Nevertheless, this does not put any kind of brake on the group's confidence that they can somehow coerce the rest of us plebeians to switch from our cars to mass transit. The BRT proposal is a "build it and they will come" strategy, but even with some Federal funding is the City prepared to incur a huge bill for a venture built on such a shaky premise?

Finally, the Task Force continues to avoid the issue of Metro even as they have acknowledged the fact that commuters shun multi-modal systems that require them to transfer from one type of conveyance (such as Metrobus) to another (such as Metrorail).

(Funny, though: that's exactly how the Potomac Yard BRT to Braddock Road Metro station will function. )

There's a lack of logic here unless you understand politics. Why isn't Metro being seen as the solution to move workers to Ft. Belvoir, since an extension of the Metro from Springfield to Ft. Belvoir has been anticipated in the past by WMATA? It takes only 19 minutes on Metro rail to get from the Pentagon to Springfield; Metro provides a speed advantage no car could achieve on Route 1 and the system has unused capacity southbound at morning rush hour.
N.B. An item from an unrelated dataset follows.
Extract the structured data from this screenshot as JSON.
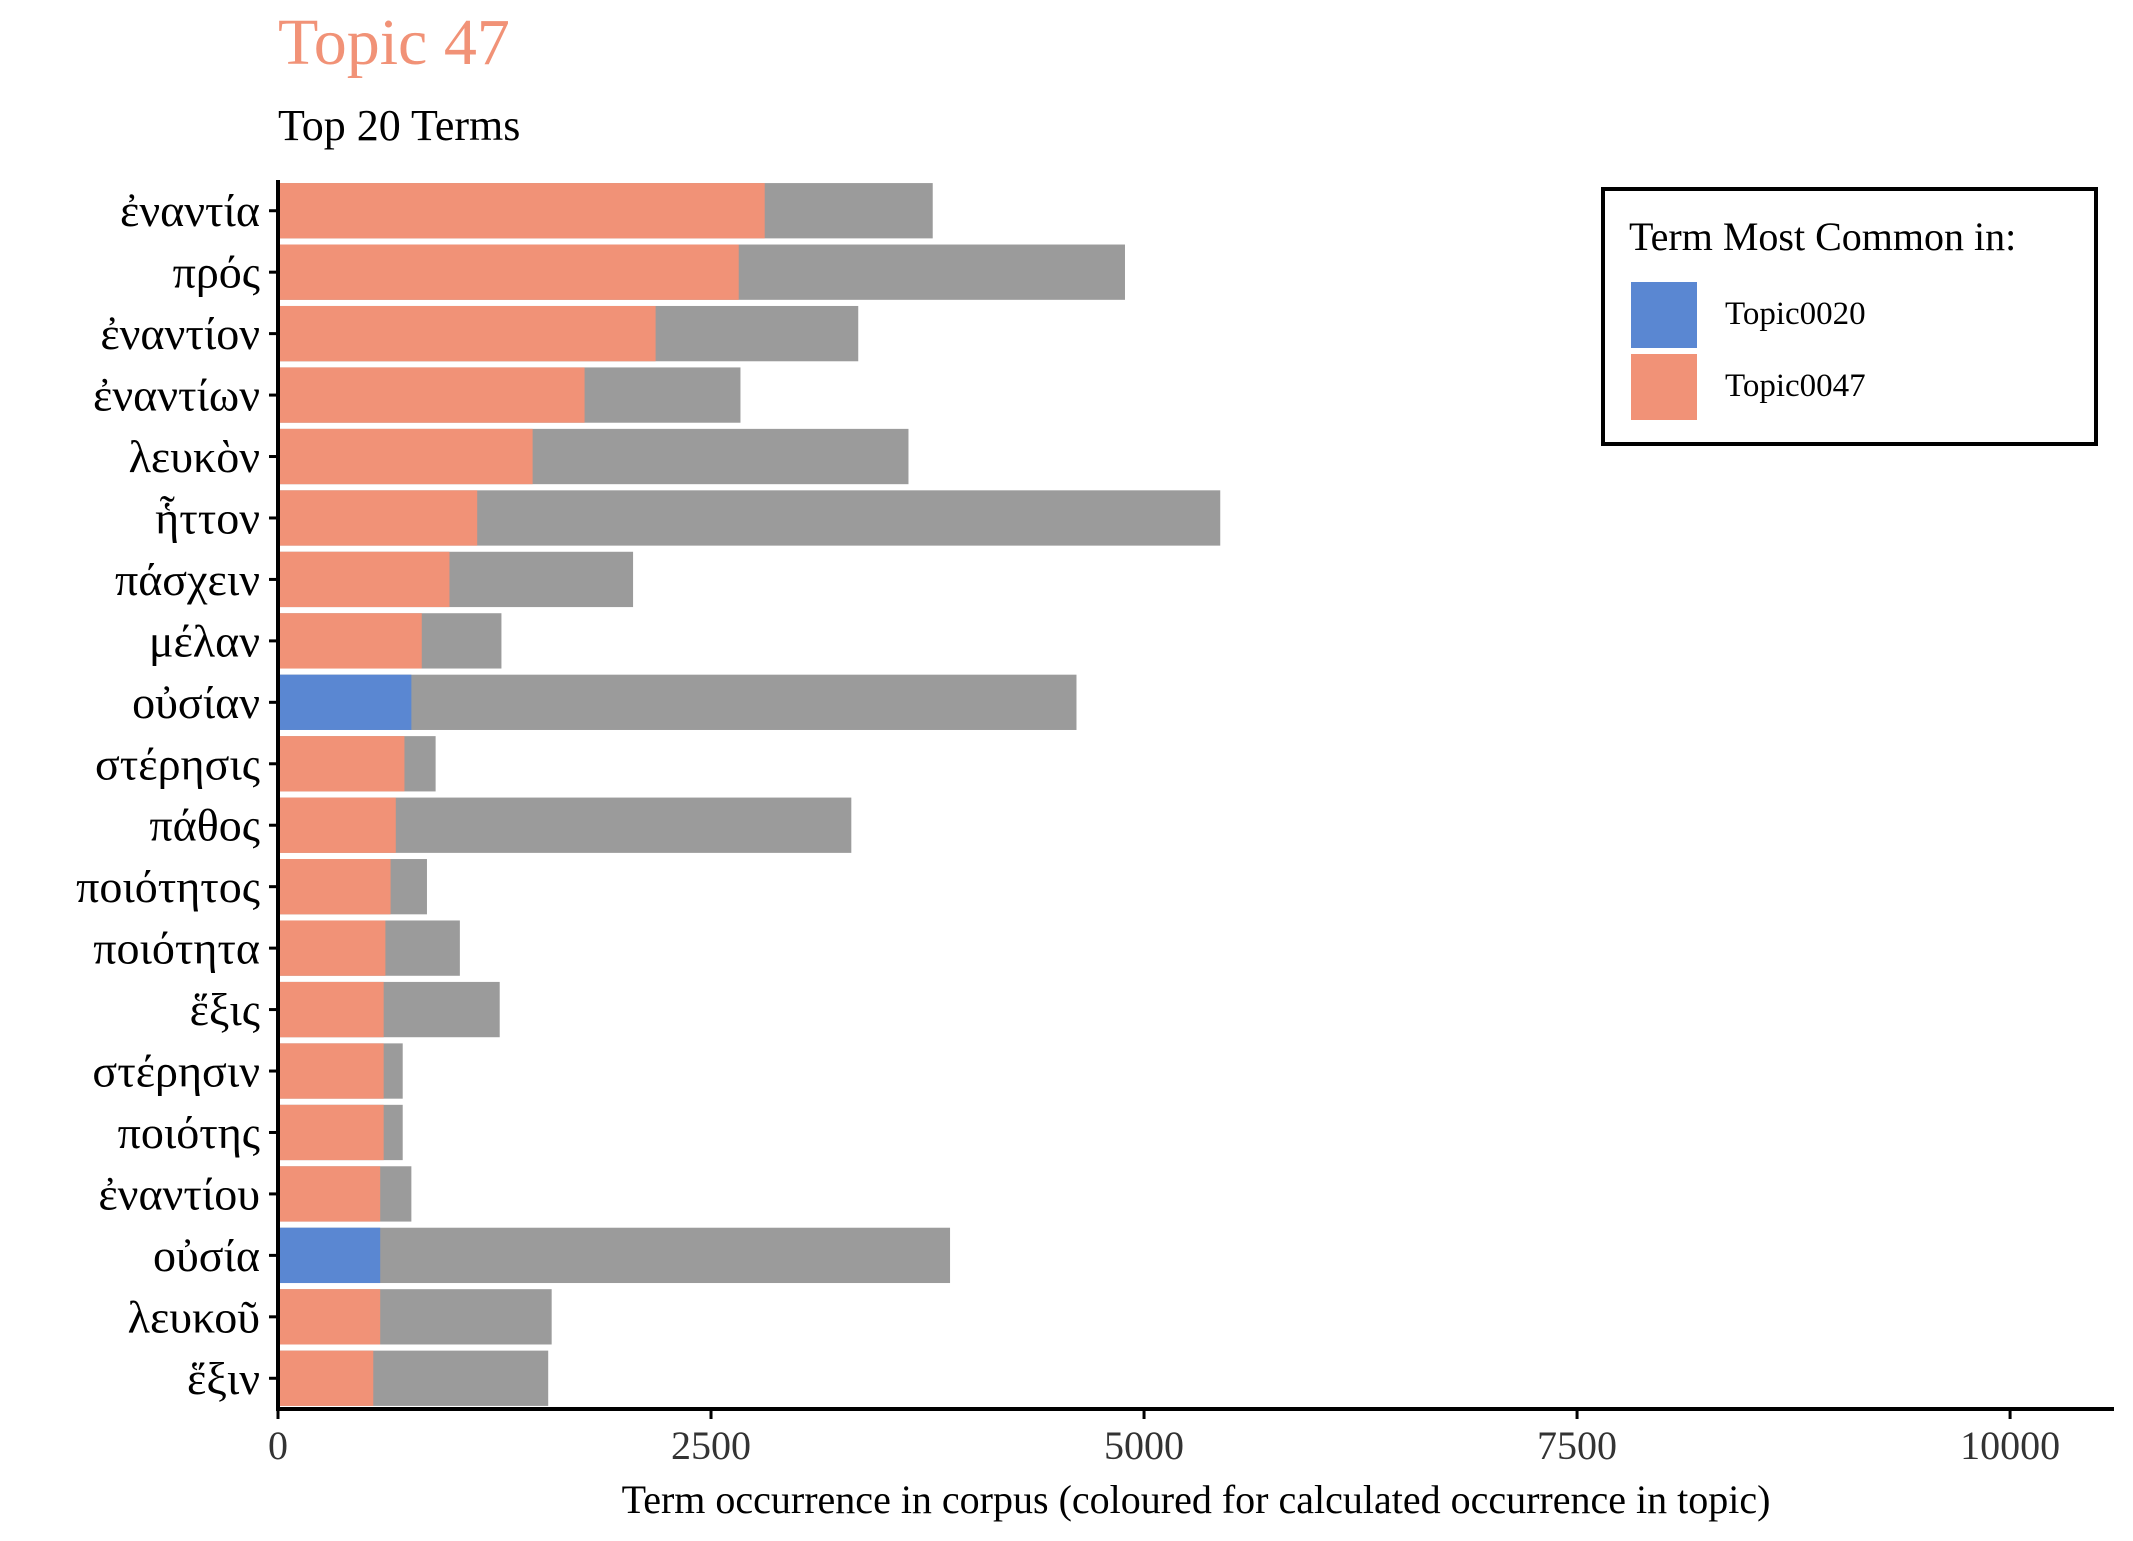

With the Springfield extension, Metro could provide seamless transport from the Pentagon to Ft. Belvoir without a change of mode. Even without the extension, Metro can move workers to the former GSA site in Springfield or to the Victory site on Eisenhower Avenue, both publicized as possible alternatives for Belvoir-bound defense jobs. And given a possible change in the White House in 2008, a number of observers have questioned whether all of those defense jobs will ever be forced out of Arlington and Alexandria at all.

And how many cities or municipalities have a BRT system running parallel and only a few blocks from a heavy rail system?

No, BRT is being pushed not just because of BRAC, but because discussions of Metro raise sensitive questions about the scaling down of proposed development for Potomac Yard. Without the extra density originally proposed in 1989, the developer was no longer willing to build two Metro stations at Potomac Yard and Four Mile Run. That in turn forced the development of a Crystal City/Potomac Yard BRT scheme as a transportation alternative. It's just one short step to conclude that BRT needs to run through out neighborhood too, even if the cachement area just won't pick up that many additional riders.

So at every turn the City is prepared to sacrifice our neighborhood, whether for revenue or to please a regional constituency that might come in handy for local politicians with statewide ambitions.